BC senior takes home $250 scholarship

For Bethlehem Central senior John Hartunian, a fictional Facebook photo led to financial aid.

He is this year's recipient of the $250 Bethlehem Youth Court Advocacy Scholarship, which was awarded at the group's second Law Day celebration on Wednesday, May 25.

Hartunian and two other seniors in the Youth Court program, Matthew Weber and Caitlin Willey, presented arguments on a fictional case involving a teen who allegedly stole and defaced a street sign. Using that basic scenario, they were free to add their own details and then play the part of a prosecuting or defending attorney for three judges: Adrienne Foederer, law clerk to U.S. Magistrate Judge David Homer; Gene Primomo, assistant federal defender and a Bethlehem Youth Court board member; and Connie Mayer, associate dean at Albany Law School and a BYC board member.

The judges felt Hartunian made the most convincing arguments, and praised him for submitting fictional evidence gleaned from Facebook in his arguments. But all three of the speakers made excellent oral arguments, said Primomo, and as a result of Youth Court are better prepared for whatever life brings next.

Now the next thing, whether it's a college presentation or a job interview...it's going to serve you well, Primomo said. "You've given yourself a life lesson."

Hartunian will be attending Villanova University next year at the School of Business.

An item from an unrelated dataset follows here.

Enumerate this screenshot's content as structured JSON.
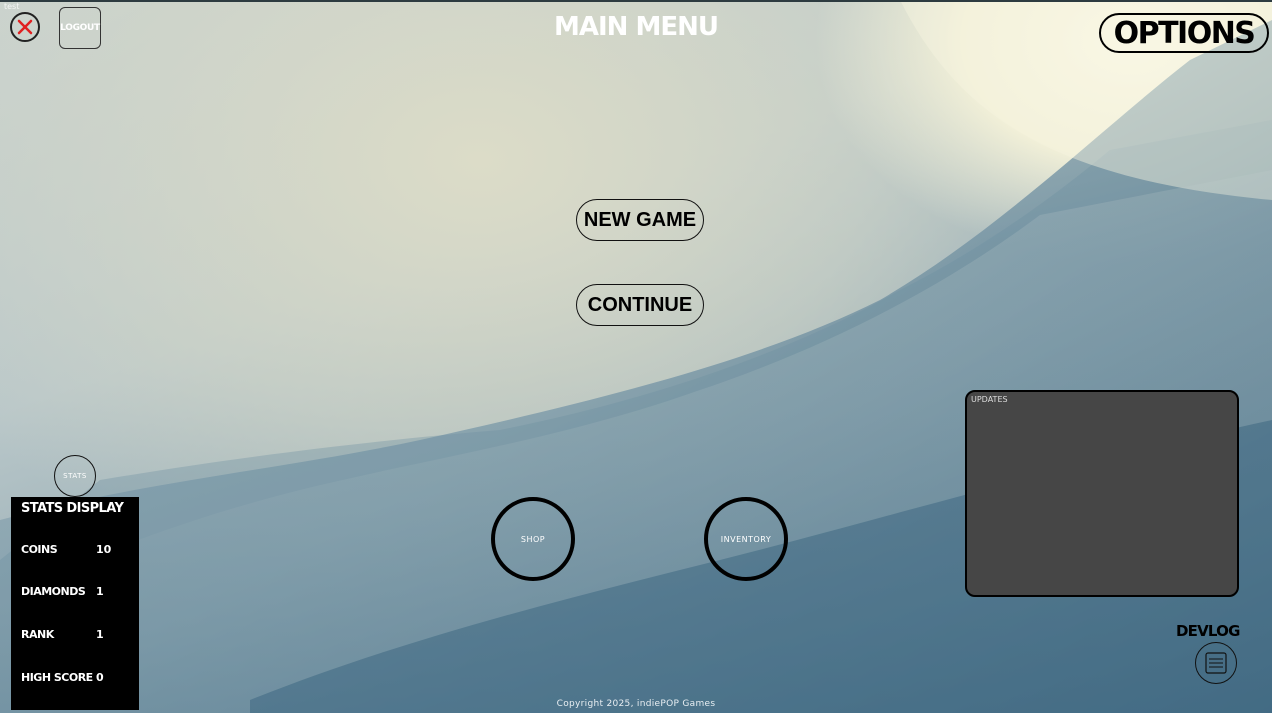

Bethlehem Youth Court is, as the name implies, a student-run court that metes out punishments for juvenile offenders, usually in the form of community service. This year, there are 57 students in BC and RCS schools trained as members of the court, who rotate through the positions of attorneys, judges, and court clerks.

The juries are also made up of students, so offenders are truly judged by a jury of their peers.